Après avoir assisté à la tentative de suicide de sa mère, la jeune Mimi est confiée à sa tante, en ménage avec un certain Jean-Pierre qui ne fait rien pour la mettre à l'aise. Ou plutôt, si...
Moyen-métrage de 52mn, La bouche de Jean-Pierre est loin d'être l'objet sulfureux que laisse supposer son titre. La présence de Lucile Hadzihalilovic et de Gaspar Noé au générique aurait également pu induire en erreur là où le film est d'une pudeur assez inouïe. Dans le portrait cafardeux qu'il tire de la France des années 90 déjà, où la froideur massive des tours en béton fait jeu égal avec une palette chromatique extrêmement tranchée, signifiant les choses bien plus qu'elle ne les explicite. Un travail visuel très marqué qui renforce paradoxalement le sentiment de réalisme qui imprègne La bouche de Jean-Pierre. Alors que les cartons qui ouvrent ("La France aujourd'hui") et ferment le film ("Moralité") tombent comme deux coups de massue, la mise en scène posée et réfléchie de Lucile Hadzihalilovic se contente de peu pour poser une atmosphère, soit un enchaînement de plans d'une clarté absolue où la banalité du quotidien laisse entrevoir de sacrées contradictions morales.

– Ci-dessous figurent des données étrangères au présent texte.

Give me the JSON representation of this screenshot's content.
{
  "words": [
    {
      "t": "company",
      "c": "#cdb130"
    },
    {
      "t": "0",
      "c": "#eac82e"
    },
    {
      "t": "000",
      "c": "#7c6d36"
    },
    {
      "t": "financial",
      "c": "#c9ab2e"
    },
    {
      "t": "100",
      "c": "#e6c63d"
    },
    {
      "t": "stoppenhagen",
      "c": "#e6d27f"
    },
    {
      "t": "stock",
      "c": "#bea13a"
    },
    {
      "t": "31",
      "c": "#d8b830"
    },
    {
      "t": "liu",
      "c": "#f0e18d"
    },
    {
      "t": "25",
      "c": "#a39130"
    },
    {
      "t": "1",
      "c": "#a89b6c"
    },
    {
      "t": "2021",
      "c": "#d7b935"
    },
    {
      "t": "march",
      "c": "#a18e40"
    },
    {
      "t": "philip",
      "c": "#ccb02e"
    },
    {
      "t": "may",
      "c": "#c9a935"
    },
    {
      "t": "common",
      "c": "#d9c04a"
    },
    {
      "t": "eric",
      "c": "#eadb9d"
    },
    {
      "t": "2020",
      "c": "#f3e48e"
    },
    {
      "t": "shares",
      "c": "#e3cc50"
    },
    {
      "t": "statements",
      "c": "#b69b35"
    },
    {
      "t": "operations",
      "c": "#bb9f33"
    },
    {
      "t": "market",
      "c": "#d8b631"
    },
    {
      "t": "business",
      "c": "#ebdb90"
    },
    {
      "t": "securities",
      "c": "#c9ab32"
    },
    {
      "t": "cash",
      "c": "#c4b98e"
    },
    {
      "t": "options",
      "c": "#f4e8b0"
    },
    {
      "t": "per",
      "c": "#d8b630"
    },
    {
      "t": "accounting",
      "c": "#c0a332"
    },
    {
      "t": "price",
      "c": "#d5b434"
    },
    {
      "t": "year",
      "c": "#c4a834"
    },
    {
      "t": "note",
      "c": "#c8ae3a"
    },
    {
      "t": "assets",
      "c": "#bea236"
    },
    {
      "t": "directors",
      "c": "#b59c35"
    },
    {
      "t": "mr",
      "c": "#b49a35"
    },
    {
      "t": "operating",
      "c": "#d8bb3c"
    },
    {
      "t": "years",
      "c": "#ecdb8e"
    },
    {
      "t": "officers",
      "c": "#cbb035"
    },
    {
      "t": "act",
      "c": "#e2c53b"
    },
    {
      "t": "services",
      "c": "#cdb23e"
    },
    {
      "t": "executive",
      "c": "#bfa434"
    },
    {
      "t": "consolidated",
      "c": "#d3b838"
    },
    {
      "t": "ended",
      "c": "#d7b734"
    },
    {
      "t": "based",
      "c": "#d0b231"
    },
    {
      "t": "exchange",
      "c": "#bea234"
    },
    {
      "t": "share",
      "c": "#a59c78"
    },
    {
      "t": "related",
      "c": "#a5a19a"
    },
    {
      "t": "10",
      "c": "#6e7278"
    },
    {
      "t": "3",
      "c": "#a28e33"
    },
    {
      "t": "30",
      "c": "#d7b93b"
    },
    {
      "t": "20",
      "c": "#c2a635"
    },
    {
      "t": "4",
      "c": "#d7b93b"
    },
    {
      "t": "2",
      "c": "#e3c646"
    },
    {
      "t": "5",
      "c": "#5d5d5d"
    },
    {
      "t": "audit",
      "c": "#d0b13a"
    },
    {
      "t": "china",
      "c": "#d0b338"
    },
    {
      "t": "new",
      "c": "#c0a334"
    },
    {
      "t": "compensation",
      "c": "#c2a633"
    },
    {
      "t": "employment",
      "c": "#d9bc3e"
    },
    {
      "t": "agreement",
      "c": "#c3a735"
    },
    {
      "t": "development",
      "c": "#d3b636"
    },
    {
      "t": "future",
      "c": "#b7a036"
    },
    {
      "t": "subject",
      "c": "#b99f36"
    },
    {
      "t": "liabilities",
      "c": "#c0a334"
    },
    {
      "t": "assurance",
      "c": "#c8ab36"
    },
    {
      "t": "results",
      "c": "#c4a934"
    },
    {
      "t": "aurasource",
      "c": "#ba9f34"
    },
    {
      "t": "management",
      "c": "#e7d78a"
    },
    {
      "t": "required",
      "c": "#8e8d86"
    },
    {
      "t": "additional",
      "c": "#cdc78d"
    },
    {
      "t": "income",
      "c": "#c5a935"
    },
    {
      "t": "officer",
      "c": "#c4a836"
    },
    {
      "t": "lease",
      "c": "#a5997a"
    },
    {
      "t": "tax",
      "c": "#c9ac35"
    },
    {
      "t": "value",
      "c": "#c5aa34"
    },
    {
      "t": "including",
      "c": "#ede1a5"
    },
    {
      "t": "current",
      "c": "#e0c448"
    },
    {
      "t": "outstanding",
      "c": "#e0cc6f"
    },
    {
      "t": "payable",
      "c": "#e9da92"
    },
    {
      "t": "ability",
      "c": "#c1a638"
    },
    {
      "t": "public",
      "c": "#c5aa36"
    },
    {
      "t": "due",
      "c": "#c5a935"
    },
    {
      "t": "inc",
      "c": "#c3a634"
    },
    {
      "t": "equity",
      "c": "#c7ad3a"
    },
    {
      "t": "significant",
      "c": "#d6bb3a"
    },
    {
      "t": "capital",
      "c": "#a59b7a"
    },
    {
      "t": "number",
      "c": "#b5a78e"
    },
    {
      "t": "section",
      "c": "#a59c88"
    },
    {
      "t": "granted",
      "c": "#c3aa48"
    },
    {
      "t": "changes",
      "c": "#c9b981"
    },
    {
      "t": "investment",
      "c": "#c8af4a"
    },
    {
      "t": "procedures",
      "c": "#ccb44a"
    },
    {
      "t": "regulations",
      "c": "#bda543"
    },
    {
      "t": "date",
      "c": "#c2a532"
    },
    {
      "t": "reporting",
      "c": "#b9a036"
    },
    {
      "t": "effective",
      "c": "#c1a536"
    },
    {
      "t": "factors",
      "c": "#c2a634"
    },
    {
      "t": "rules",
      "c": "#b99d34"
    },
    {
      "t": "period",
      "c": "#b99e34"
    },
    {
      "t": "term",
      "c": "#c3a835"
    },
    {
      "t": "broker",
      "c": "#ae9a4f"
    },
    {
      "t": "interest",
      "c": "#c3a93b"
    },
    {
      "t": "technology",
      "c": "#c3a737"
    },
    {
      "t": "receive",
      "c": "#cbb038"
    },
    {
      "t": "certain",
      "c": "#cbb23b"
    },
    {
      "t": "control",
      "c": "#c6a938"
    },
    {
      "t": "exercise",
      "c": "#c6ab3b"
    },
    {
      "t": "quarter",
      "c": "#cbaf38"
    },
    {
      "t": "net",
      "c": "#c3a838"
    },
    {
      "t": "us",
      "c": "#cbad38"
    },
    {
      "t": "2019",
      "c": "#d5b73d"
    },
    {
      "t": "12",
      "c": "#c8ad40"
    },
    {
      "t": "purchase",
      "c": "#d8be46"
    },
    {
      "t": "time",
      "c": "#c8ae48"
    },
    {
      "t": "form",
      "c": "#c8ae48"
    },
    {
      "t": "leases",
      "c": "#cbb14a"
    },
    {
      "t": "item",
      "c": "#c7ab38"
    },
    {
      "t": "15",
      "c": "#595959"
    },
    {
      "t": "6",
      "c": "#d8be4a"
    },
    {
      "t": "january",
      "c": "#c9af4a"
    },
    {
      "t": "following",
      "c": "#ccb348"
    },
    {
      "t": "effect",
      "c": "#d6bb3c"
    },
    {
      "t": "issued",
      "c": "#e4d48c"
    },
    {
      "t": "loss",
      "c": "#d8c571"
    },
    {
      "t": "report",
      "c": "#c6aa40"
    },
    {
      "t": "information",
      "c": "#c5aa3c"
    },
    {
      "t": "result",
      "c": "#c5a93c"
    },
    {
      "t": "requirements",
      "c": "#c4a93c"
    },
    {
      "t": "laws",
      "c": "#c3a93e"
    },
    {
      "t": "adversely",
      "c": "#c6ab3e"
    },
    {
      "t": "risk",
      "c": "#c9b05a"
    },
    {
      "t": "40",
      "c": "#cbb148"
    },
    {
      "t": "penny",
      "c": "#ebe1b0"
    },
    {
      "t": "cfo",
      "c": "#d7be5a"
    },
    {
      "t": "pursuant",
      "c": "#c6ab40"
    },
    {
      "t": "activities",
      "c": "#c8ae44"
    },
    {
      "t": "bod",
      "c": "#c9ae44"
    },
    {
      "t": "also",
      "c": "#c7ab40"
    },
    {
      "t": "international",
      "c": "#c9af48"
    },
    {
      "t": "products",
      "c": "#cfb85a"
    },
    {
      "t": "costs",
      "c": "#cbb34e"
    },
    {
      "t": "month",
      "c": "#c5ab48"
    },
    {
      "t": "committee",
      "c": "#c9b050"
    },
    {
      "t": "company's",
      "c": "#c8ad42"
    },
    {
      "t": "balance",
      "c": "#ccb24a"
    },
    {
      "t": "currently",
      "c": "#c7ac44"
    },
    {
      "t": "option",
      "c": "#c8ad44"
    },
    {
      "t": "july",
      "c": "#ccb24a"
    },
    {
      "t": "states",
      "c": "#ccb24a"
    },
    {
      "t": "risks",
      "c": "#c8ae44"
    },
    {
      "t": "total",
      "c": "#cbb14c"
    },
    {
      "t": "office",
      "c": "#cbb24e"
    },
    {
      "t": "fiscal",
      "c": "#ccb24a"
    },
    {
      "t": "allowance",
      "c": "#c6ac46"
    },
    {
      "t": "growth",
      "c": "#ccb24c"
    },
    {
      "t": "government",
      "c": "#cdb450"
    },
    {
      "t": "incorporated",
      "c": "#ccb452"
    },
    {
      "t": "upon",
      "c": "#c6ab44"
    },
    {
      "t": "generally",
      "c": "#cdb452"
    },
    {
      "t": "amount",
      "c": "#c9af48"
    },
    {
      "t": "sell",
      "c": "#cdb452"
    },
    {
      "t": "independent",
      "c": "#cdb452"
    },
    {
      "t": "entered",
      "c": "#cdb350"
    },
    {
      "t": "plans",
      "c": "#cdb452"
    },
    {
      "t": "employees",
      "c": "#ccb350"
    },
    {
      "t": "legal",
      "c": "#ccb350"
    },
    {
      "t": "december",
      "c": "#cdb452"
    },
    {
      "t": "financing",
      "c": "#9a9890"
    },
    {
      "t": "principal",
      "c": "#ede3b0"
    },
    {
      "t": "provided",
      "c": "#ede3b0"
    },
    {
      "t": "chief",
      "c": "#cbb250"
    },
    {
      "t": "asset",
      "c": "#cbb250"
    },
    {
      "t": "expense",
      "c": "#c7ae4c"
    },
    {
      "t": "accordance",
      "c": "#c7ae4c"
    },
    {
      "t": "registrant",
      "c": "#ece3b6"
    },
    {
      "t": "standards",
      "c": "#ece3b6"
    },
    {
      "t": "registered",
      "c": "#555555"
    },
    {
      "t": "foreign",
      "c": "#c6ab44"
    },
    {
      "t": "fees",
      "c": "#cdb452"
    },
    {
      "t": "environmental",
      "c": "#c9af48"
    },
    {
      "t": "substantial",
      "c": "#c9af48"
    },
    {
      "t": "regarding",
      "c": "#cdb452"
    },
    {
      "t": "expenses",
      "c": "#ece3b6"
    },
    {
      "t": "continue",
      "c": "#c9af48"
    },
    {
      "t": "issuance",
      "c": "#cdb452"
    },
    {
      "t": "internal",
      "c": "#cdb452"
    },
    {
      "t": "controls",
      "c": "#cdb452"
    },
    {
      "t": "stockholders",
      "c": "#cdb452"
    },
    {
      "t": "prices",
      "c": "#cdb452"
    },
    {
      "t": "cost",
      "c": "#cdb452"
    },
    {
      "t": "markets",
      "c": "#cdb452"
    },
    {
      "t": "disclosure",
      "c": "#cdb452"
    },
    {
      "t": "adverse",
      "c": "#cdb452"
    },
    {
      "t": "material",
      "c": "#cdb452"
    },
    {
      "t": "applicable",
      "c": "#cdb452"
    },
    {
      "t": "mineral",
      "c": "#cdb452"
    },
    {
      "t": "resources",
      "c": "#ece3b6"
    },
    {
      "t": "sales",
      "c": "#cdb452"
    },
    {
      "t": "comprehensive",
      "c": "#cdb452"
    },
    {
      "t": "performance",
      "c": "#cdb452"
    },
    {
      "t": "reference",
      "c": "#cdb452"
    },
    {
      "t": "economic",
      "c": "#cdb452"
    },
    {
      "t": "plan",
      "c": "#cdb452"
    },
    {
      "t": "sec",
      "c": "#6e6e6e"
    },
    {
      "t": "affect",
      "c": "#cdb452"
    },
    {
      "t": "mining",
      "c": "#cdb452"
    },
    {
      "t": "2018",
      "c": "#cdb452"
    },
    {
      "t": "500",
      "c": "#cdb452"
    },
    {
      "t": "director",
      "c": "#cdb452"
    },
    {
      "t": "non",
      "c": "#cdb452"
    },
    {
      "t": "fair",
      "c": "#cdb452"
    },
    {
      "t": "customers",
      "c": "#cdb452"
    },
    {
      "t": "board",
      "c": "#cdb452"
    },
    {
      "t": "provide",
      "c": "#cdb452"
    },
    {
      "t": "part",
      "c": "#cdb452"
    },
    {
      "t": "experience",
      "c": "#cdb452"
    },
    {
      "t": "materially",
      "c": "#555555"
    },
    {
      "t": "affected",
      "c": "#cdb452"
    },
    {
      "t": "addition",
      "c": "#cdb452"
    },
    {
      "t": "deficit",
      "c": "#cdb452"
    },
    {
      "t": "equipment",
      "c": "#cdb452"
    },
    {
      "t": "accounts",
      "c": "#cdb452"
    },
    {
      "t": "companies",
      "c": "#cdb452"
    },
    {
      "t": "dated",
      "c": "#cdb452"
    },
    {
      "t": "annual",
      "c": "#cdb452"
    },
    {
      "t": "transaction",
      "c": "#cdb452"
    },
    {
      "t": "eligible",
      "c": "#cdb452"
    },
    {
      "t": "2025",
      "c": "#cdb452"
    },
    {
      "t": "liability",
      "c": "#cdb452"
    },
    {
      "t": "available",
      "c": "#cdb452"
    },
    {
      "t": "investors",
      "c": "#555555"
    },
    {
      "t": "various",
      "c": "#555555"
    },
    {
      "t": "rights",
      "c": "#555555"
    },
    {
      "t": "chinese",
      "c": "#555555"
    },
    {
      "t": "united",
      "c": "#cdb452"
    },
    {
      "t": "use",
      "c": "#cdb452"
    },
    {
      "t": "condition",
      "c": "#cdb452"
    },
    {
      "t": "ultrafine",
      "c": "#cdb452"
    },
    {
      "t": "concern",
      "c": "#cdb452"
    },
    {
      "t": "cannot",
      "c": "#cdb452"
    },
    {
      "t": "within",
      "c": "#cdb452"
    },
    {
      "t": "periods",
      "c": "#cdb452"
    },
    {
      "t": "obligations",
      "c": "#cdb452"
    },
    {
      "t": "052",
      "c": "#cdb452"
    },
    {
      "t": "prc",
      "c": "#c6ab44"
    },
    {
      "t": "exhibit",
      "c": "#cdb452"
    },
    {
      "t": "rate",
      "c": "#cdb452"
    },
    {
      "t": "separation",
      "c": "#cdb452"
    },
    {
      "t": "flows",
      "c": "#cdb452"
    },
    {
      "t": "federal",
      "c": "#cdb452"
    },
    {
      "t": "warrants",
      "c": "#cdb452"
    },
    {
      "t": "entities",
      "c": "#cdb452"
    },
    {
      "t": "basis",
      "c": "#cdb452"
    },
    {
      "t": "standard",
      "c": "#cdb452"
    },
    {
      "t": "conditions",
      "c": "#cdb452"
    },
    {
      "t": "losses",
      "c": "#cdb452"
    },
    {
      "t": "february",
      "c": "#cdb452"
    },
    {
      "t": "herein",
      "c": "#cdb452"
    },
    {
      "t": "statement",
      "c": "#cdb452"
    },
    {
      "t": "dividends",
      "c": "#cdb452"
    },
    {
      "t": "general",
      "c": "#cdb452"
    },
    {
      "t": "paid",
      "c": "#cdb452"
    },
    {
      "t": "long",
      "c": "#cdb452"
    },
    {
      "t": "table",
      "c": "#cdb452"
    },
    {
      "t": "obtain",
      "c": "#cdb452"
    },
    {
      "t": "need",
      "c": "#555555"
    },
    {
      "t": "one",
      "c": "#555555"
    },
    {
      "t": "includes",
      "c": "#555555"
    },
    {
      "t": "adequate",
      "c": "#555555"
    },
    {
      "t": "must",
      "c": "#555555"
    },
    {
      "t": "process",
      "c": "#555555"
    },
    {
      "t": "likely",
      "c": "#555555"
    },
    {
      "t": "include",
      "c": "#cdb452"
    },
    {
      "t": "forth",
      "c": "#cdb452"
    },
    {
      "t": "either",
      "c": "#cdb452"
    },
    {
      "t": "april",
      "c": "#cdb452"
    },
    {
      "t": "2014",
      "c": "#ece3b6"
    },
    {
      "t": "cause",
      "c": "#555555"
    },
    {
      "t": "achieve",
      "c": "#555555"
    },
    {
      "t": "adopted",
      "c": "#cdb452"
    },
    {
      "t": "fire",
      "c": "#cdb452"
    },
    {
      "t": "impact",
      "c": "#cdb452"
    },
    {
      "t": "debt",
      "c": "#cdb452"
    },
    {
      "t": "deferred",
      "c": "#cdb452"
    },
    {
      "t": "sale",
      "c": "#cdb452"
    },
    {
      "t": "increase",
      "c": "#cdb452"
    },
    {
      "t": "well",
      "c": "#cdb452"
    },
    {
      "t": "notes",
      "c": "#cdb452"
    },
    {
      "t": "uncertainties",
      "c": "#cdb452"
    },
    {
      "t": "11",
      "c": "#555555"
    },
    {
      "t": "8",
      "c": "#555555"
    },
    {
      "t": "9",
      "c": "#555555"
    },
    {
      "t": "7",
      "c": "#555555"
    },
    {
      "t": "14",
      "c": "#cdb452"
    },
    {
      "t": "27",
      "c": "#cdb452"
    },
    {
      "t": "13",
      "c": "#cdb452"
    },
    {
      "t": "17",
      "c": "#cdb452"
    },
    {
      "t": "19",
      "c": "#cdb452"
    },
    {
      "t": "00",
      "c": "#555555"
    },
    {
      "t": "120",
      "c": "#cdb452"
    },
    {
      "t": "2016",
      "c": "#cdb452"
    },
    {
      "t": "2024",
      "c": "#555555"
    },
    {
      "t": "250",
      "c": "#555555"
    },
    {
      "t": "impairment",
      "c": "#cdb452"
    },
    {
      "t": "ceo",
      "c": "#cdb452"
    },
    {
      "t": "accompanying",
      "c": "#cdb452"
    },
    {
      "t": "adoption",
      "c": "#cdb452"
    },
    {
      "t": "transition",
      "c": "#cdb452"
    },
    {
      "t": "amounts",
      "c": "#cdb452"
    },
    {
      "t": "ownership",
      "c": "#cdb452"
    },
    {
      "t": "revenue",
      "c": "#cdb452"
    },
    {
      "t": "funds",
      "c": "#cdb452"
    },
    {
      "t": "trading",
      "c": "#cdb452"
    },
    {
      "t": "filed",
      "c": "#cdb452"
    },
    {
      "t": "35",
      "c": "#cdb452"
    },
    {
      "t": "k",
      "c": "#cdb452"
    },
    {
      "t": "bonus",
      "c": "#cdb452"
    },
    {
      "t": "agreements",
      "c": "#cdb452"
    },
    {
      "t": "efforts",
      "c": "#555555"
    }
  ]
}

A ce titre, La Bouche de Jean-Pierre est un petit précis de mise en scène pour cinéastes en herbe : choix du format, précision des cadrages, gros plans intrusifs, place laissée au montage comme moyen d'exprimer une idée, une émotion, ou encore pour donner du sens à une situation donnée, rareté des dialogues au profit d'un malaise diffus... La finesse de la réalisation est à la hauteur du jeu des comédiens, jeu dont tout sourire semble d'ailleurs avoir été banni tant il ferait tâche dans ce microcosme écrasant. Somme de petit détails ramassés dans un récit minimal, La Bouche de Jean-Pierre est de ces films qui ne donnent pas envie de rire mais font clairement plaisir à voir. Rigoureux, maîtrisé, pas toujours accessible mais conscient et responsable, voilà un bel exemple de cinéma français qui en a.
Au passage, un grand bravo à l'éditeur Badlands pour leur excellente édition, techniquement irréprochable et bourrée de bonus passionnants.